While Sebi‘s paper said orders emanating from an API should be treated as an algo order and be subject to control by stock brokers, it also proposed that brokers must take approval of all algos from the exchange.
Securing exchange approvals for any algo is an “extremely tedious and complex process” and all brokers will have to stop offering APIs if these proposals are implemented, wrote Kamath.
“While customers using APIs today is a very small percentage of the business (0.05% of our business), disallowing it will mean our capital markets taking two-step backwards in a technology-first world,” he said in the blog.
The regulator’s proposals to tighten rules on API-fueled algo trades come in the wake of an increase in unregulated third party algo trading service providers, which is feared to be resulting in growing cases of market manipulation. These algos do not have the approval of exchanges but they end up using the broker’s API to execute such trades.

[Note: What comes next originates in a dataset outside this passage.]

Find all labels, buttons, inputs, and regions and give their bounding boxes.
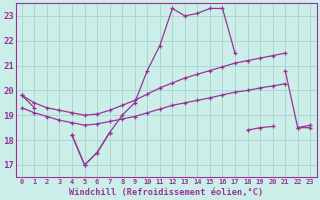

“There’s no way brokers will be able to validate if an order has come from a client or a third party algo software, which the client has subscribed to,” Kamath told ET. “If Sebi wants to clean up this space, algo trading platforms will have to be regulated by getting them to comply with the RIA rules. That will stop practices such as promises of huge returns.” RIA, or Registered Investment Advisors, provide investment advice to clients as per Sebi norms.
Kamath said strict restrictions on algos driven through APIs can be bypassed through third party automation tools, which are much less sophisticated and cannot be regulated.
“Sebi could also regulate APIs that drive algo trades by bringing in checks and balances,” said Kamath. “Sebi could mandate rate limits, restrict market orders to ensure that any risk of algos going rogue is covered for.”